Web ‘Quiz’ Compares California Candidates’ Positions

With the help of a public radio station in Boston, KQED, the excellent NPR station in the San Francisco Bay Area, has put up this useful Web page containing an online “quiz” that helps voters compare candidates’ positions in the upcoming California recall-the-governor election. WBUR originally did this for last year’s election for governor in Massachusetts, and offered the code to the California affiliate.

The site engages voters in a particularly clever way. The identities of the candidates are not tied to their positions on the issues as you take the quiz. You match your views with candidates’ views, and only at the end do you find out which candidate is closest to your positions. As one of the developers told me in an e-mail today, it’s like a “blind candidate taste test.”

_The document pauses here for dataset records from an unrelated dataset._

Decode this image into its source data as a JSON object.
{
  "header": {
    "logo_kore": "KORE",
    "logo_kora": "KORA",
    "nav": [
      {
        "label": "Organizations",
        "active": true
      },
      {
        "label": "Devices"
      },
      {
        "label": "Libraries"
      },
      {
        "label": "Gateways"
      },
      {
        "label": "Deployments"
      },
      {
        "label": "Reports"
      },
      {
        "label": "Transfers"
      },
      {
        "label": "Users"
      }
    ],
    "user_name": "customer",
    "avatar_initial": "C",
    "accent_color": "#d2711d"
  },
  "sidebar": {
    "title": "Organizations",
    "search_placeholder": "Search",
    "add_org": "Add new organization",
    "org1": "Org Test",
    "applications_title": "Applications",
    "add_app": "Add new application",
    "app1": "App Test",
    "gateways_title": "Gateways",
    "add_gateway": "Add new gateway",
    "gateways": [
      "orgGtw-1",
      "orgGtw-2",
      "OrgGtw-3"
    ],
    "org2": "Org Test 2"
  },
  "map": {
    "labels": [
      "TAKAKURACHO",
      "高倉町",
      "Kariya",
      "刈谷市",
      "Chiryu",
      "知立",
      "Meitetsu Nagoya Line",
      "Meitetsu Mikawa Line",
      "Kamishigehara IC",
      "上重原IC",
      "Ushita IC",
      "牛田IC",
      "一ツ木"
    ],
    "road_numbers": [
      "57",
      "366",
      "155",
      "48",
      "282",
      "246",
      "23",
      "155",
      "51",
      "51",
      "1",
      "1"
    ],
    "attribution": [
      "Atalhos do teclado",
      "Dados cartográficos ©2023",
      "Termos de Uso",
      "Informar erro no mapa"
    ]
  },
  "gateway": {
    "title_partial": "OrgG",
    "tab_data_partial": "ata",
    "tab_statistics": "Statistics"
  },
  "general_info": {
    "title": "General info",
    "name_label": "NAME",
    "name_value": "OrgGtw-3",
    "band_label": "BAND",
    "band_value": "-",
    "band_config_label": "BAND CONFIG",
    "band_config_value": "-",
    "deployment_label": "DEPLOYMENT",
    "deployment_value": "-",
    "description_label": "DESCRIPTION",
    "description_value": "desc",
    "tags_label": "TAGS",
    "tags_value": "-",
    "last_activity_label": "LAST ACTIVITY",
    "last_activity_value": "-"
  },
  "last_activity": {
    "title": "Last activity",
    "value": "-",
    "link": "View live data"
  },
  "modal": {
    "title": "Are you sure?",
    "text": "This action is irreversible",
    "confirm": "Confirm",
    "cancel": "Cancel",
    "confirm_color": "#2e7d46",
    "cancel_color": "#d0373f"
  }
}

The site has two serious flaws, however. First, it assumes that Gov. Gray Davis will be thrown out. That’s not necessarily true, and it’s definitely unfair.

Second, it includes only five of the more than 130 candidates on the second part of the ballot. This is understandable, given the manual labor involved, but it’s another editorial judgement that will bother anyone who might want to move past the usual suspects.

On balance, though, this is a clever way to use the Internet, and a helpful one for voters.

Comments


Posted by: on September 25, 2003 08:34 AM

One problem with this approach is that candidates can (and often do) propose solutions that may sound appealing but won’t work. Think about how many candidates for office claim they will increase services without raising taxes by “cutting fat”, for example. It may not even be obvious whether they are deliberately throwing out a sop to the voters in the form of an unrealistic plan or whether they are simply too inexperienced to recognize the failings of their plans.


Posted by: on September 25, 2003 12:08 PM

A second problem with this approach is that many of the candidates have more-or-less equivalent positions on the issues. For example, there were no substantive differences between most of the abortion-rights or gay marriage statements; there were four in favor, one opposed. Matching opinions with a “black-and-white” multiple choice– rather than shades of gray– makes the survey virtually worthless in choosing a single candidate.